Dans cette première partie de son interview exclusive à Banouto, Grégoire Akofodji, ministre dans l’un des gouvernements de l’ex-Chef d’Etat Boni Yayi, parle de l’affaire Dangnivo.

gregoire akofodji L'ancien ministre Grégoire Akofodji le 19 juin 2018 à Cotonou, lors de l'interview avec Banouto

 

Dans la partie méridionale du Bénin, le mois de Juin est un mois pluvieux. Pour emprunter l’explication que certains enfants donnent du phénomène de la pluie, on dirait que durant ce mois, « Dieu lave ses habits et jette les eaux après sa lessive » régulièrement. Mais, ce 19 juin 2018, il n’a pas fait la lessive, du moins, il n’a pas jeté les eaux sur Cotonou. Le temps est clément sur la capitale économique béninoise. Les rayons du soleil ne sont pas du tout agressifs. Et c’est tant mieux pour l’équipe de la rédaction de Banouto.

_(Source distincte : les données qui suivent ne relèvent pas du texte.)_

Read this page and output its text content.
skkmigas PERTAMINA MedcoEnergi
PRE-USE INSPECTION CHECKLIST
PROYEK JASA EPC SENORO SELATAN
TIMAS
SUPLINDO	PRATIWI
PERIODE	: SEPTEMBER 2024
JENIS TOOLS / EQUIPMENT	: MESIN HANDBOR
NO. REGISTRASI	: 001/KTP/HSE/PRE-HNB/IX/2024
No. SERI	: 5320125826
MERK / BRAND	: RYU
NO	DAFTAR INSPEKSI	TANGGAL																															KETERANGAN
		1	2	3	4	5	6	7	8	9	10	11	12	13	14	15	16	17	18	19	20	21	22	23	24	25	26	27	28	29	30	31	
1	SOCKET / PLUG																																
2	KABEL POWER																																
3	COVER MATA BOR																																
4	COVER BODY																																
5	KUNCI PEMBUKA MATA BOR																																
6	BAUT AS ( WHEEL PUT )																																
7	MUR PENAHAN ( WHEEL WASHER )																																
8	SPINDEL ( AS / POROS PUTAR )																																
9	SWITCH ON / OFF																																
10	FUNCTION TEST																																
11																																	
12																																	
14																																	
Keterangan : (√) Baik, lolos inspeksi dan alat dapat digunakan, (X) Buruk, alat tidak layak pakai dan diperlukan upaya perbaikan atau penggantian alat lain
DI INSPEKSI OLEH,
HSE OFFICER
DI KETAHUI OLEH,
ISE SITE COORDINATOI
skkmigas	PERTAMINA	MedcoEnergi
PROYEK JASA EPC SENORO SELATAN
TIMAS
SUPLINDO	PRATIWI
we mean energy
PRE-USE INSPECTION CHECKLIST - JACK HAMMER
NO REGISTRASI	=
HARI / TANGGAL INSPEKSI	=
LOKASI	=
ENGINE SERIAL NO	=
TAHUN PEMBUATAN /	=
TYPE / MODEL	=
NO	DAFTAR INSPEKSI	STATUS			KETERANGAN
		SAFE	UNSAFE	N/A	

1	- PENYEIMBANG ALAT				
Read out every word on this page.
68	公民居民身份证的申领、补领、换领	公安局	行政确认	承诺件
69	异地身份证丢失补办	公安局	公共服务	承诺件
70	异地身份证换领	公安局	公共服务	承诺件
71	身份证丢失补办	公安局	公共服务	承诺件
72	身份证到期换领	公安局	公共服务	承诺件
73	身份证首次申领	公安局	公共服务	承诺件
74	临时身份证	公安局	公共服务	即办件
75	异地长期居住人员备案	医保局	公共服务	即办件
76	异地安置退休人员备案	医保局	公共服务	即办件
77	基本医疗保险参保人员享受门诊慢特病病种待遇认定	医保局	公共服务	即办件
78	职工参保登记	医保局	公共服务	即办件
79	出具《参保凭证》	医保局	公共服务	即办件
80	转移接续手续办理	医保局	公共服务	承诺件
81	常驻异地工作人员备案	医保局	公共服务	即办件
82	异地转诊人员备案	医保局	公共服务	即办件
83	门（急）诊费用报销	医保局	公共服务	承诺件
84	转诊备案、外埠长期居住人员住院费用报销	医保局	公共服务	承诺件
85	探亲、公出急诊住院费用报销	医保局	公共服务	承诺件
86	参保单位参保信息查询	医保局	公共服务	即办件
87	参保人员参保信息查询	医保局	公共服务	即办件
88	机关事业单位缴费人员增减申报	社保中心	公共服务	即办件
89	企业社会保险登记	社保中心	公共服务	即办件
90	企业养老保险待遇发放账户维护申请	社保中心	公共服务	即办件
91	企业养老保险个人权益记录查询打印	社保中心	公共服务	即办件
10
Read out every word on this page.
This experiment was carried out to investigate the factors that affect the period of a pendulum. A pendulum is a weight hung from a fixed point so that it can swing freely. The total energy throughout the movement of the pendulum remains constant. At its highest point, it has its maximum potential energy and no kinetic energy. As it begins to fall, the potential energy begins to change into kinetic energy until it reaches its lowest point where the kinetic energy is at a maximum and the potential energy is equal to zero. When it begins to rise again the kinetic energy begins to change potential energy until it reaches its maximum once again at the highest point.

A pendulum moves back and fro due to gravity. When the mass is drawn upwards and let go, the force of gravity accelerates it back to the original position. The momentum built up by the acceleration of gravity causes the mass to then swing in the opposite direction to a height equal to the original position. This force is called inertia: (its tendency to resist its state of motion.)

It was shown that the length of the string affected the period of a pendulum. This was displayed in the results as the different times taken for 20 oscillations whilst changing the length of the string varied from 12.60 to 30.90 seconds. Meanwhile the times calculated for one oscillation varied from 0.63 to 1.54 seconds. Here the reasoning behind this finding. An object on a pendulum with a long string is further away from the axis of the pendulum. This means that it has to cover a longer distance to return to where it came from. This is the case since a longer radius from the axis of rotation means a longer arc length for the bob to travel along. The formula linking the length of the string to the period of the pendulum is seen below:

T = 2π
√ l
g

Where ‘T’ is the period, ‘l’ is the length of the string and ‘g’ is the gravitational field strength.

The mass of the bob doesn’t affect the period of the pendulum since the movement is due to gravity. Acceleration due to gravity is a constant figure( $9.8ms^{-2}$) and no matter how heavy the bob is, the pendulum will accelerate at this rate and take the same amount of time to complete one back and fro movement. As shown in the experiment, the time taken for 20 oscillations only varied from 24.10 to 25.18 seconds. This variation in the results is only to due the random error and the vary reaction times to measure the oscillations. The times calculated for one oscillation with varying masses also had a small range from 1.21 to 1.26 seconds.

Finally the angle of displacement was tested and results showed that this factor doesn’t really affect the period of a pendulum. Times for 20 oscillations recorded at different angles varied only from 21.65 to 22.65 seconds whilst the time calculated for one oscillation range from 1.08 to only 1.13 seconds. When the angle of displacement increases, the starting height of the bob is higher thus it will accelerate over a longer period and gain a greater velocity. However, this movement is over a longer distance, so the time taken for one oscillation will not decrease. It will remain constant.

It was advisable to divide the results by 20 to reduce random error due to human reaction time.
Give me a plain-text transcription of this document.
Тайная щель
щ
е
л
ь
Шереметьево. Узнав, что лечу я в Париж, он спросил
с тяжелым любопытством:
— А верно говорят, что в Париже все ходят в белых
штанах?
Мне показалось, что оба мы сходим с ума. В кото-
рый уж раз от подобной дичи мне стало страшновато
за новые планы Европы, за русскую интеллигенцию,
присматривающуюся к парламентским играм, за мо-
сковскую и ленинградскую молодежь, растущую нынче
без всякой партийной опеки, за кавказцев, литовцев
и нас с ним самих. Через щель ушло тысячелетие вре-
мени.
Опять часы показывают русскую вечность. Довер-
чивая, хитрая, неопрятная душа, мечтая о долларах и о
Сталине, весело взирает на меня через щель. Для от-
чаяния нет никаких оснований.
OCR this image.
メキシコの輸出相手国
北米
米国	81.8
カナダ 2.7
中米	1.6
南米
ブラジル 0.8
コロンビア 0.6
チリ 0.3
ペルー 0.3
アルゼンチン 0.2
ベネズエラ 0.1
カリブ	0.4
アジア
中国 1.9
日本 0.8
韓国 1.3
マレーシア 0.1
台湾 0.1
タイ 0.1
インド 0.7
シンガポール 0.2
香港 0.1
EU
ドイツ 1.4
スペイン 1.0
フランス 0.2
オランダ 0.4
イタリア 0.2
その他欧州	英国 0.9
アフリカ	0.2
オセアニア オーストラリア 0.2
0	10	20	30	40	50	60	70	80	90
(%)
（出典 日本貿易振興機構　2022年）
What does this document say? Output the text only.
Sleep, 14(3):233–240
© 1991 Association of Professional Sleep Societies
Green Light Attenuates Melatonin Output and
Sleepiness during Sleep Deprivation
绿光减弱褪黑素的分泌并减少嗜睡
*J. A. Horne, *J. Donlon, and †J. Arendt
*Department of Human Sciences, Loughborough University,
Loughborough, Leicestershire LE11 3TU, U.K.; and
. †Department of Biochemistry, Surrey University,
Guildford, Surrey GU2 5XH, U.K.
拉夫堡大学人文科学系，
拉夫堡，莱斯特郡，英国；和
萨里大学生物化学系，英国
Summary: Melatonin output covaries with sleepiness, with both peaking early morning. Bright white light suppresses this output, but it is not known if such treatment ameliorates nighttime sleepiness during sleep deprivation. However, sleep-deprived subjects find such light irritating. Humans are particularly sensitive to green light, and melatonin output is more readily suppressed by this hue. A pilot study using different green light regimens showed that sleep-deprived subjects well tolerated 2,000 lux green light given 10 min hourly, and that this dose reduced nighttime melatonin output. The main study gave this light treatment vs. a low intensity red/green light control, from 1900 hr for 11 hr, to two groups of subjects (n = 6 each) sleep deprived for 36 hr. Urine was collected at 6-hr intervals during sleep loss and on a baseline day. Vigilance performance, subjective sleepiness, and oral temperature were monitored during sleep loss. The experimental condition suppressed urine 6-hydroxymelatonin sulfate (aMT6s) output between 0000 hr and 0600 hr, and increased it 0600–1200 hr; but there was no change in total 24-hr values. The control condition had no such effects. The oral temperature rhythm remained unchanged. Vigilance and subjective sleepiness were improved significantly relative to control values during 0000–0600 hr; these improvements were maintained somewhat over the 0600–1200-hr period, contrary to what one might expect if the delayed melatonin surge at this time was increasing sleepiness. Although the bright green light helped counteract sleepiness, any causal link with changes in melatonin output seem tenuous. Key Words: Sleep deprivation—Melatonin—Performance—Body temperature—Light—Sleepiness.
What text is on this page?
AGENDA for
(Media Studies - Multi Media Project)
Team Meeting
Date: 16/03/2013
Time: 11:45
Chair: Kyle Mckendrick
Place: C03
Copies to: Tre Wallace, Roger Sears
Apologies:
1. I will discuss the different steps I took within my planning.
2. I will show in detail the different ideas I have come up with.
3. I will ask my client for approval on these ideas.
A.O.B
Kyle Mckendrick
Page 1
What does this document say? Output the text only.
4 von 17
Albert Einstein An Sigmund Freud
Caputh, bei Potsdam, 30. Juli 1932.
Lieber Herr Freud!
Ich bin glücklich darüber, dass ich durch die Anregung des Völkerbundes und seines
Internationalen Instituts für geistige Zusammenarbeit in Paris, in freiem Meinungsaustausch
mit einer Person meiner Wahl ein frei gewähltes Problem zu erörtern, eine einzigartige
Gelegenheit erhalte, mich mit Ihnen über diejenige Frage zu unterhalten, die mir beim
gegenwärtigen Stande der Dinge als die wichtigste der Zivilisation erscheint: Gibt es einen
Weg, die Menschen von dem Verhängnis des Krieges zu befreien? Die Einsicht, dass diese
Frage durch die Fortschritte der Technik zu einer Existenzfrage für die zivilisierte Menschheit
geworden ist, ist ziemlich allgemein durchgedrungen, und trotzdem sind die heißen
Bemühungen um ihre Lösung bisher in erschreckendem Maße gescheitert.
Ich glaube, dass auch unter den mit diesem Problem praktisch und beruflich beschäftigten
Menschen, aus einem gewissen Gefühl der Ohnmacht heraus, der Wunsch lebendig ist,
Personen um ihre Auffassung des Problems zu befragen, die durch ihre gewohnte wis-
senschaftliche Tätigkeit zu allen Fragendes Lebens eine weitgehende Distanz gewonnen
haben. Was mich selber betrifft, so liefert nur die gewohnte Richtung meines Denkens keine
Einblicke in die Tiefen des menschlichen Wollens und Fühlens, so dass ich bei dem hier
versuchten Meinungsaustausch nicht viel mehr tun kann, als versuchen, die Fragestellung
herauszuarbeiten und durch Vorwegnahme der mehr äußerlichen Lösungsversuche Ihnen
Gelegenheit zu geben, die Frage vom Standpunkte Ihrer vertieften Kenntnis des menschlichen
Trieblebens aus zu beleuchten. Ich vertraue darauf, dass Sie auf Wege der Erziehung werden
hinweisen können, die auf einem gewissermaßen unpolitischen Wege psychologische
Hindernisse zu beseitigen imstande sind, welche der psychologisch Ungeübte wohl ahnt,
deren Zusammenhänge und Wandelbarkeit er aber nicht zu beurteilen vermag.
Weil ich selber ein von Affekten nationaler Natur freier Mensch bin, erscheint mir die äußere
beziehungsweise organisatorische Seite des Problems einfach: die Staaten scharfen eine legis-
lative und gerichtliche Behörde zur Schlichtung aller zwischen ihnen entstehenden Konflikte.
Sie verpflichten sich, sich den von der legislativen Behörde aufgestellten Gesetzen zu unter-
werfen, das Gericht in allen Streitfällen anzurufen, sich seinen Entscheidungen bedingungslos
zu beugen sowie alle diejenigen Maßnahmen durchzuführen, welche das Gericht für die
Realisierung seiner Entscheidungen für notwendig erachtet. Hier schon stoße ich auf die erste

Nous avons rendez-vous avec Grégoire Akofodji, l’ancien ministre de la Justice du président Boni Yayi, pour une interview. L’ex-Garde des Sceaux, quelques jours auparavant, avait laissé entendre sur un plateau de télévision au sujet de l’affaire Dangnivo, du nom de ce cadre du ministère de l’Economie et des Finances qui a disparu en août 2010, que des pièces essentielles du dossier avaient disparu.

Pour en savoir davantage sur cette affaire qui pendant de longues semaines a paralysé l’administration des Finances il y a 8 ans et continue d’être un sujet d’intérêt pour nombre de Béninois, Banouto a sollicité une interview auprès du ministre Akofodji. Le rendez-vous pour l’interview avait été fixé à 10 heures à son bureau sis au premier étage d’un immeuble R+1 au cœur de la zone commerciale de Missèbo.

Vêtu d’une chemise et d’un pantalon sobres et élégants, le ministre Akofodji est assis sur un canapé en cuir. Le regard dans les yeux de l’équipe de la rédaction, Grégoire Akofodji est prêt pour l’interview, un exercice qu’il n’avait plus répété sur l’affaire Dangnivo depuis son départ du ministère de la justice pour celui de l’Agriculture. Interview.

 

Banouto: Il y a quelques semaines, vous affirmiez, sur une télévision de la place que des pièces essentielles du dossier Dangnivo ont disparu. Alors de quoi s’agit-il ?

Grégoire Akofodji: Je disais, en ce moment-là, qu’on aurait pu beaucoup attendre du gouvernement en place pour essayer d’élucider l’affaire Dangnivo. Ceux qui sont au pouvoir aujourd’hui étaient dans l’opposition à cette époque et l’information qui a circulé selon laquelle Dangnivo serait mort ou aurait été tué à la Présidence a été agitée par cette opposition de l’époque au régime du président Yayi. Souvenez-vous du mouvement « mercredi rouge », des grèves qui ont paralysé l’administration. On aurait pu s’attendre à ce qu’une fois au pouvoir, ces personnes fassent évoluer ce dossier avec célérité. Je rappelle que Me Joseph Djogbénou, devenu  ministre de la justice était l’avocat de la partie civile. Il n’était pas de notre côté. Il était acteur de la société civile et figure emblématique du mouvement « mercredi rouge » qu’il dirigeait avec les organisations syndicales. Bref ! On a fait porter au régime Yayi la responsabilité de la disparition de Pierre Urbain Dangnivo. La question que nous nous posons aujourd’hui c’est de savoir pourquoi les réponses essentielles dans ce dossier n’ont pas pu être apportées depuis le changement de régime ?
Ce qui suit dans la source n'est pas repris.